- Coordinates: 45°36′N 68°58′W﻿ / ﻿45.600°N 68.967°W
- Max. length: 3 mi (4.8 km)
- Max. width: 1.5 mi (2.4 km)
- Surface area: 1,847 acres (747 ha)
- Max. depth: 72 feet (22 m)
- Water volume: 58,496 acre⋅ft (72,154,000 m^{3})
- Surface elevation: 525 ft (160 m)

= Jo-Mary Lakes =

Group of lakes in Maine, United States

A chain of three Jo-Mary Lakes along the border of Penobscot County and Piscataquis County drain into the Pemadumcook Chain of Lakes in the North Maine Woods.
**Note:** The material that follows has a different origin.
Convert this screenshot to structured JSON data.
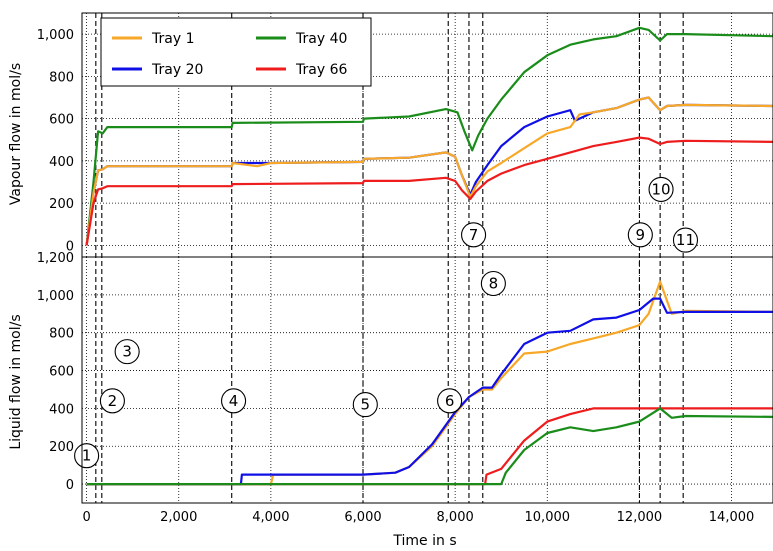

The flow sequence is from Upper Jo-Mary Lake into Middle Jo-Mary Lake and then through Lower Jo-Mary Lake into Pemadumcook Lake.

==Upper Jo-Mary Lake==
The upper lake has approximately the same surface area as the lower lake, but holds a larger volume of water. Johnston Brook drains Johnston Pond and Jo-Mary Pond into the west side of the lake; and Duck Brook drains Duck Pond into the north end of the lake. Upper Jo-Mary Stream drains from the eastern side of the upper lake into Turkey Tail Lake 1 mi to the northeast. The upper lake has a native population of lake trout, and has been stocked with brook trout and land-locked Atlantic salmon. Rainbow smelt and white perch have been introduced to the lake.

==Middle Jo-Mary Lake==
The middle lake is the smallest of the three, although connected with Turkey Tail Lake to the southeast at the same level through two narrow necks on either side of a large island. Upper Jo-Mary Stream flows from the upper lake into Turkey Tail Lake. The northern end of the middle lake flows through a narrow neck into the southeastern corner of the lower lake at the same level. The shallow water of the middle lake becomes too warm for trout during the summer months, but the lake supports a population of chain pickerel and white perch.

==Lower Jo-Mary Lake==
In addition to drainage from the upper and middle lakes to the south, the lower lake receives drainage from the west through the Cooper Brook Deadwater. Leavitt Pond, Henderson Pond, and Mud Pond drain to the deadwater through Mud Brook; while Rocky Pond, Crawford Pond, Church Pond, and Cooper Pond drain through Cooper Brook. The Appalachian Trail follows Cooper Brook from Crawford Pond to the deadwater and thence follows the shoreline along the western end of the lower lake. The northeast corner of the lower lake overflows into the south side of Pemadumcook Lake only a few hundred yards (or metres) to the north. Native populations of lake trout, brook trout, and land-locked Atlantic salmon receive comparatively light angling pressure because there is no motor vehicle road to the lower lake.